There are many myths about dehumidification. Certainly, the most interesting misapplication we saw so far is the attempt to “dry” the empty building (vacated five years ago because of the toxic microbial growth) by running AC around the clock. The underlying cause of the microbial growth was the vapor retarder on the wrong side of walls. To add insult to the injury, the powerful refrigeration has encouraged the water vapor drive, resulting in more condensation, and the partial load conditions assured the mold and mildew kept growing.

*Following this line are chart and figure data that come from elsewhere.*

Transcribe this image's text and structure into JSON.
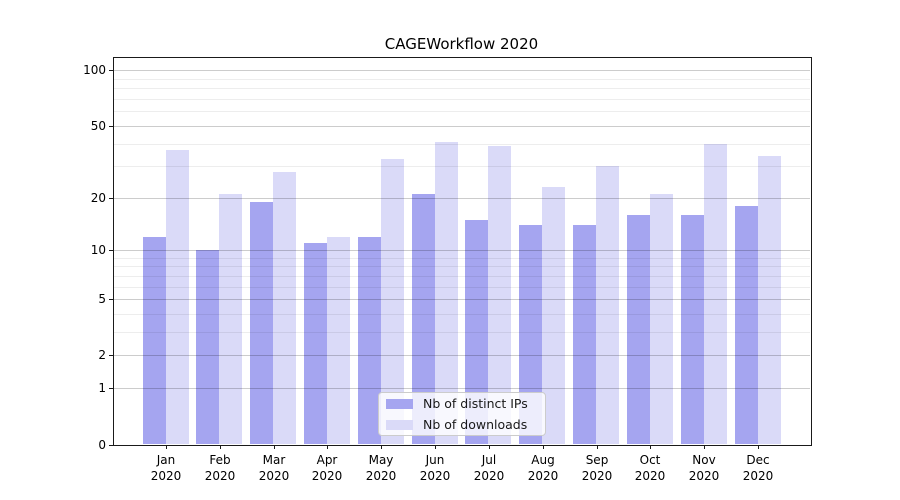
{
  "figure": {
    "background_color": "#ffffff"
  },
  "chart_data": {
    "type": "bar",
    "title": "CAGEWorkflow 2020",
    "xlabel": "",
    "ylabel": "",
    "categories": [
      "Jan\n2020",
      "Feb\n2020",
      "Mar\n2020",
      "Apr\n2020",
      "May\n2020",
      "Jun\n2020",
      "Jul\n2020",
      "Aug\n2020",
      "Sep\n2020",
      "Oct\n2020",
      "Nov\n2020",
      "Dec\n2020"
    ],
    "series": [
      {
        "name": "Nb of distinct IPs",
        "color": "#a5a5f0",
        "values": [
          12,
          10,
          19,
          11,
          12,
          21,
          15,
          14,
          14,
          16,
          16,
          18
        ]
      },
      {
        "name": "Nb of downloads",
        "color": "#dadaf8",
        "values": [
          37,
          21,
          28,
          12,
          33,
          41,
          39,
          23,
          30,
          21,
          40,
          34
        ]
      }
    ],
    "yscale": "log1p",
    "ylim": [
      0,
      117
    ],
    "ytick_values": [
      0,
      1,
      2,
      5,
      10,
      20,
      50,
      100
    ],
    "ytick_labels": [
      "0",
      "1",
      "2",
      "5",
      "10",
      "20",
      "50",
      "100"
    ],
    "minor_grid_values": [
      3,
      4,
      6,
      7,
      8,
      9,
      30,
      40,
      60,
      70,
      80,
      90
    ],
    "grid": true,
    "legend_position": "lower center"
  }
}
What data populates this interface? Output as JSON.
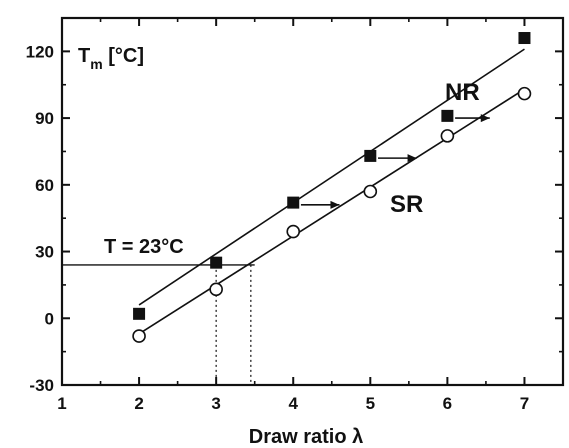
{
  "chart_data": {
    "type": "scatter",
    "xlabel": "Draw ratio λ",
    "ylabel": "T",
    "ylabel_sub": "m",
    "ylabel_unit": " [°C]",
    "xlim": [
      1,
      7.5
    ],
    "ylim": [
      -30,
      135
    ],
    "xticks": [
      1,
      2,
      3,
      4,
      5,
      6,
      7
    ],
    "yticks": [
      -30,
      0,
      30,
      60,
      90,
      120
    ],
    "grid": false,
    "series": [
      {
        "name": "NR",
        "marker": "filled-square",
        "x": [
          2,
          3,
          4,
          5,
          6,
          7
        ],
        "y": [
          2,
          25,
          52,
          73,
          91,
          126
        ],
        "fit": {
          "x": [
            2,
            7
          ],
          "y": [
            6,
            121
          ]
        }
      },
      {
        "name": "SR",
        "marker": "open-circle",
        "x": [
          2,
          3,
          4,
          5,
          6,
          7
        ],
        "y": [
          -8,
          13,
          39,
          57,
          82,
          101
        ],
        "fit": {
          "x": [
            2,
            7
          ],
          "y": [
            -7,
            103
          ]
        }
      }
    ],
    "arrows": [
      {
        "y": 51,
        "x_from": 4.1,
        "x_to": 4.6
      },
      {
        "y": 72,
        "x_from": 5.1,
        "x_to": 5.6
      },
      {
        "y": 90,
        "x_from": 6.1,
        "x_to": 6.55
      }
    ],
    "annotations": [
      {
        "text": "T = 23°C",
        "x": 1.55,
        "y": 31
      }
    ],
    "reference_lines": {
      "y": 24,
      "x_from": 1,
      "x_to": 3.5,
      "drops": [
        3.0,
        3.45
      ]
    }
  }
}
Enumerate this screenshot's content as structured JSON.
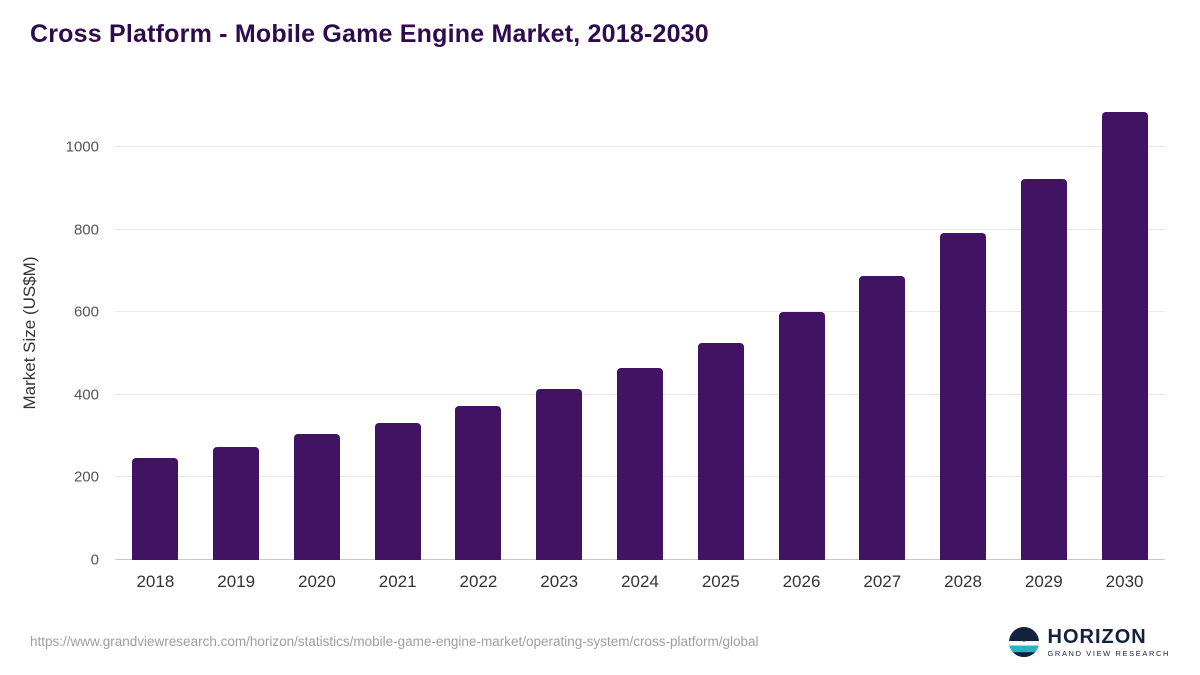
{
  "title": "Cross Platform - Mobile Game Engine Market, 2018-2030",
  "colors": {
    "title": "#2f0b4d",
    "bar": "#421263",
    "grid": "#e8e8e8",
    "axis_text": "#555555",
    "xaxis_text": "#333333",
    "footer_text": "#9e9e9e",
    "logo_navy": "#14213d",
    "logo_teal": "#2bb3c4"
  },
  "footer": {
    "source_url": "https://www.grandviewresearch.com/horizon/statistics/mobile-game-engine-market/operating-system/cross-platform/global"
  },
  "logo": {
    "name": "HORIZON",
    "subtitle": "GRAND VIEW RESEARCH",
    "icon": "horizon-circle-icon"
  },
  "chart_data": {
    "type": "bar",
    "title": "Cross Platform - Mobile Game Engine Market, 2018-2030",
    "categories": [
      "2018",
      "2019",
      "2020",
      "2021",
      "2022",
      "2023",
      "2024",
      "2025",
      "2026",
      "2027",
      "2028",
      "2029",
      "2030"
    ],
    "values": [
      248,
      273,
      305,
      333,
      372,
      414,
      465,
      526,
      600,
      688,
      792,
      922,
      1085
    ],
    "xlabel": "",
    "ylabel": "Market Size (US$M)",
    "ylim": [
      0,
      1100
    ],
    "yticks": [
      0,
      200,
      400,
      600,
      800,
      1000
    ],
    "grid": true,
    "legend": "none",
    "bar_color": "#421263"
  }
}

Solution? Either switch off the air conditioning or add heating. Old buildings perform best without air conditioning. Dehumidification is a combination of heating and refrigeration. How come? After you get rained and sit wet in you car, the fastest way to dry your clothes is to run full-power AC and full heat: we have to switch it manually from time to time: freezing cold and then steaming hot and again freezing cold… The trick to keep the sensible temperature comfortable is to heat and cool simultaneously, but most cars cannot do it. Your average AC typically can do it after minor rewiring; however, it wouldn’t be very cost effective. A $300 room dehumidifer added as close as possible to the fresh air intake (or the air handler’s intake if space allows) may alleviate the condition more effectively, according to Dr. Lstiburek.